Des armes chimiques à nouveau employées, selon des opposants

L'armée syrienne a de nouveau eu recours à des armes chimiques jeudi, rapportent des opposants. Sept victimes auraient été découvertes avec les membres enflés et de l'écume aux lèvres.

Deux obus ont, selon ces opposants, répandu un gaz dans un secteur tenu par les insurgés à Nabak, à 68 km au nord-est de Damas. "Aucun médecin n'a pu voir les blessés parce que Nabak subit un intense bombardement et qu'il reste très peu de personnel médical ici", a expliqué l'un d'entre eux.
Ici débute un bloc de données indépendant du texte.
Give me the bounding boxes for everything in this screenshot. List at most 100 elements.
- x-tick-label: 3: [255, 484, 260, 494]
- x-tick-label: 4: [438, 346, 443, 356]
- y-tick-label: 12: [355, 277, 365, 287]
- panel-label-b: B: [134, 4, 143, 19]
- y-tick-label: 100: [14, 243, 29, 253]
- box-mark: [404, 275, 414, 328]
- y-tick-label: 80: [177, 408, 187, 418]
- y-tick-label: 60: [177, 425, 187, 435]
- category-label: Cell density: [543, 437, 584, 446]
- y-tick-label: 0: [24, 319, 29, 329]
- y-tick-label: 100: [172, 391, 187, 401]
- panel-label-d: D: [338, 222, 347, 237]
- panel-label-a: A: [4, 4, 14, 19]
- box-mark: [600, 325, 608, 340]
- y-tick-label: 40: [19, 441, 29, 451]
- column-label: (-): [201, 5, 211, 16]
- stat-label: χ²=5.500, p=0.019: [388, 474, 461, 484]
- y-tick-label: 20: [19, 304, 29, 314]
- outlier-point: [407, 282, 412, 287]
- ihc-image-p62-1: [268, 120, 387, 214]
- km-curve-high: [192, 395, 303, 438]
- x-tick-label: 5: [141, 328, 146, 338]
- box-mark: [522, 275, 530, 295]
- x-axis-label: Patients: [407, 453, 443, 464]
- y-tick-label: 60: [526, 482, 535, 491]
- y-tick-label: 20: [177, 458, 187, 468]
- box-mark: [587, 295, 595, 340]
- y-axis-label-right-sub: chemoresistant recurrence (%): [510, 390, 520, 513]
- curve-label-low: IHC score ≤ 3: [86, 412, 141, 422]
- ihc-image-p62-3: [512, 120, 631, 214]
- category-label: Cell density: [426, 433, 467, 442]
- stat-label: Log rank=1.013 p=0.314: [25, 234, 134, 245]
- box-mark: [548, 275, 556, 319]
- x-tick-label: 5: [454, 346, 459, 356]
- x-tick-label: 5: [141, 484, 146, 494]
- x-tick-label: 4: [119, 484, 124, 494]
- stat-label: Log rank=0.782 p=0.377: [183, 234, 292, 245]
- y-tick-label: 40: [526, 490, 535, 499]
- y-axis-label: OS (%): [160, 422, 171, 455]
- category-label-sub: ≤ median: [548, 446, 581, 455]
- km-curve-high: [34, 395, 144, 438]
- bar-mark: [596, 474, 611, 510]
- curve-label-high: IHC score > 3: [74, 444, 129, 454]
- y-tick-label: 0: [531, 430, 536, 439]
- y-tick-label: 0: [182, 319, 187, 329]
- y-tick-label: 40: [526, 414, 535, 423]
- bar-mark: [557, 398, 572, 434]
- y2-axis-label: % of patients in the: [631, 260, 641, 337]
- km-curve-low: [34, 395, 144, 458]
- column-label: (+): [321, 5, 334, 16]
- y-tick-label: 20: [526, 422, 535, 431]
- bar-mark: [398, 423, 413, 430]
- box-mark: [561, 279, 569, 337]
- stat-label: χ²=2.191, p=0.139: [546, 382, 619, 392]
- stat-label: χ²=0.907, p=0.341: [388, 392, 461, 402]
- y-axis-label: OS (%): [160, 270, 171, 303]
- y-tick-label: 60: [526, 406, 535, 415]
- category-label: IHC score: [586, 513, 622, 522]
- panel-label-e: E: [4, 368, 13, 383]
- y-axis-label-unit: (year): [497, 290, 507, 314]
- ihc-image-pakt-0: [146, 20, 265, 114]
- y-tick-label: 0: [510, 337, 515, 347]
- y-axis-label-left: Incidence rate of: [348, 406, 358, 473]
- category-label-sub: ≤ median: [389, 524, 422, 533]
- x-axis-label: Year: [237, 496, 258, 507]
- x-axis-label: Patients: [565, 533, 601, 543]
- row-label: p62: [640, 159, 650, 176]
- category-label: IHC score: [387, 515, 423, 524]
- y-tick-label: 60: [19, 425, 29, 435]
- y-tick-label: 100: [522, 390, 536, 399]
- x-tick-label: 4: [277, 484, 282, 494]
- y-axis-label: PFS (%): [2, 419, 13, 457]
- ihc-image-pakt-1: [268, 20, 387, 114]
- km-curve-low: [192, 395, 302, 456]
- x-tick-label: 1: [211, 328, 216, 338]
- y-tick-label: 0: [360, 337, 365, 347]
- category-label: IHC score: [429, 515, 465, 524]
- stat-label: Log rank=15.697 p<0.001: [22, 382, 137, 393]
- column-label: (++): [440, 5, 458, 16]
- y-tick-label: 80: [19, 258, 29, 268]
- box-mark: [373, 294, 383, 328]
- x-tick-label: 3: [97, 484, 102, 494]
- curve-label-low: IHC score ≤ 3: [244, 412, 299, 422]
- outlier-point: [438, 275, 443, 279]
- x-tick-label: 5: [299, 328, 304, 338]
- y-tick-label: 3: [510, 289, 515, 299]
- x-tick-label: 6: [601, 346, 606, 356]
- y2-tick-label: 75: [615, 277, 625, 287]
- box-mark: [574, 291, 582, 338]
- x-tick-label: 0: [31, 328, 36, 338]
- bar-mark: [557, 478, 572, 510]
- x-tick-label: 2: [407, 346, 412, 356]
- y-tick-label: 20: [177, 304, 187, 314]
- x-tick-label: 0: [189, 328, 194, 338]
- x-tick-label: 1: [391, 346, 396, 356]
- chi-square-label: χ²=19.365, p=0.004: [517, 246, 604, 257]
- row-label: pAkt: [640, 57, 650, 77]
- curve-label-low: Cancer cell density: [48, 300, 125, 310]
Selon Amir Kazk, un opposant à Nabak, les deux obus se sont abattus lors d'un bombardement à Tariq al Machfa, un quartier proche du centre. Les tirs semblaient provenir d'une caserne située sur une colline de Deïr Attiya.

Destruction de l'arsenal

L'Union des coordinateurs de la Révolution syrienne accuse elle aussi les forces fidèles à Bachar al Assad d'avoir utilisé un gaz toxique. "Nous avons des informations au sujet de neuf victimes d'un gaz toxique utilisé par le régime dans des quartiers de Nabak", écrit l'organisation sur sa page Facebook.

Un bombardement au gaz sarin a fait plusieurs centaines de morts le 21 août dans la banlieue de la capitale. Les deux camps s'en sont imputé la responsabilité.

Sous la menace de représailles internationales, le président Bachar al-Assad a accepté de détruire l'arsenal chimique syrien.